The architectural question is how fast policy can change. eBPF maps mutate
per-entry in microseconds. pf tables mutate per-entry in microseconds too.
pf rulesets reload in milliseconds, which is fine for policy changes that
happen seconds apart but not for per-flow dynamic policy. Whether this
matters depends on what CubeNet actually does with the maps (a question
worth answering in /appendix/ebpf-to-pf).
What you don’t get:
- XDP-speed fast path. No equivalent ingress-before-stack hook.
- Arbitrary packet mutation in kernel from userspace updates without module reload. Netgraph gives you some of this if you write custom nodes, but the ergonomics are different.
- BPF map observability from userspace for debugging.

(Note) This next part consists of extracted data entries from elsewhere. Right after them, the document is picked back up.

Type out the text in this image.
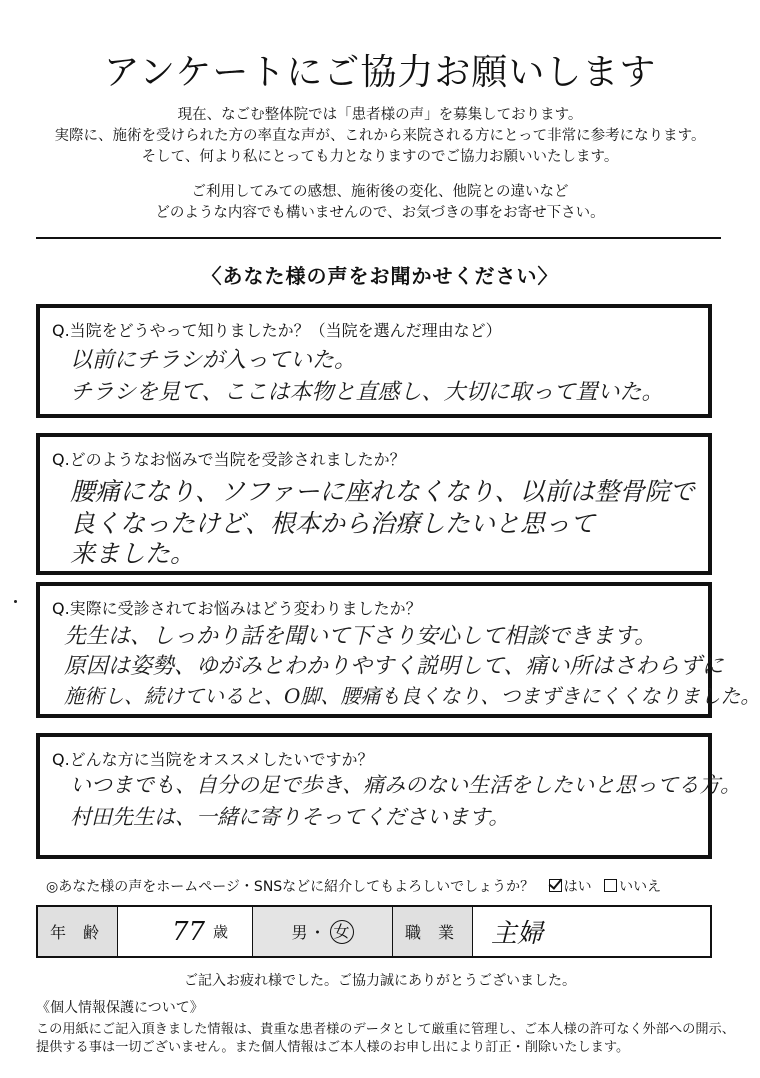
アンケートにご協力お願いします
現在、なごむ整体院では「患者様の声」を募集しております。
実際に、施術を受けられた方の率直な声が、これから来院される方にとって非常に参考になります。
そして、何より私にとっても力となりますのでご協力お願いいたします。
ご利用してみての感想、施術後の変化、他院との違いなど
どのような内容でも構いませんので、お気づきの事をお寄せ下さい。
〈あなた様の声をお聞かせください〉
Q.当院をどうやって知りましたか？（当院を選んだ理由など）
以前にチラシが入っていた。
チラシを見て、ここは本物と直感し、大切に取って置いた。
Q.どのようなお悩みで当院を受診されましたか？
腰痛になり、ソファーに座れなくなり、以前は整骨院で
良くなったけど、根本から治療したいと思って
来ました。
Q.実際に受診されてお悩みはどう変わりましたか？
先生は、しっかり話を聞いて下さり安心して相談できます。
原因は姿勢、ゆがみとわかりやすく説明して、痛い所はさわらずに
施術し、続けていると、O脚、腰痛も良くなり、つまずきにくくなりました。
Q.どんな方に当院をオススメしたいですか？
いつまでも、自分の足で歩き、痛みのない生活をしたいと思ってる方。
村田先生は、一緒に寄りそってくださいます。
◎あなた様の声をホームページ・SNSなどに紹介してもよろしいでしょうか？ はい いいえ
年 齢	77 歳	男 ・ 女	職 業	主婦
ご記入お疲れ様でした。ご協力誠にありがとうございました。
《個人情報保護について》
この用紙にご記入頂きました情報は、貴重な患者様のデータとして厳重に管理し、ご本人様の許可なく外部への開示、
提供する事は一切ございません。また個人情報はご本人様のお申し出により訂正・削除いたします。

bpftool map dumpequivalents are not there.
Effort summary
Rough brackets, in FTE-weeks for someone already fluent in both platforms:
| Tier | Components | FTE-weeks |
|---|---|---|
| 1 | CubeAPI, CubeMaster, CubeProxy | <1 |
| 2 | Cubelet, CubeShim, cube-hypervisor, cube-agent | 6–10 |
| 3 | CubeNet + network-agent dataplane | 12+ (scope-uncertain) |
The honest read: an individual could ship Tier 1 in a weekend, Tier 2 in a quarter, and Tier 3 is a project with its own charter. The rhetorical move of calling this “a port” breaks down somewhere between Tier 2 and Tier 3 — at some point you stop porting CubeSandbox and start building something that happens to speak E2B.
What this tells us about threat-model decisions
If your threat model accepts shared-kernel isolation (which most
intra-organization agent workloads do in practice, even when they shouldn’t),
the jails path from /essays/freebsd-jails skips
Tier 2 and Tier 3 entirely. You get to ship.
If your threat model requires dedicated guest kernels, you’re signing up for Tier 2 at minimum, and Tier 3 to get parity on the network-isolation promise that CubeSandbox makes. The interesting design question is whether a partial Tier 3 (pf tables keyed by sandbox, static rulesets per tenant) is honest enough for the workloads you actually run.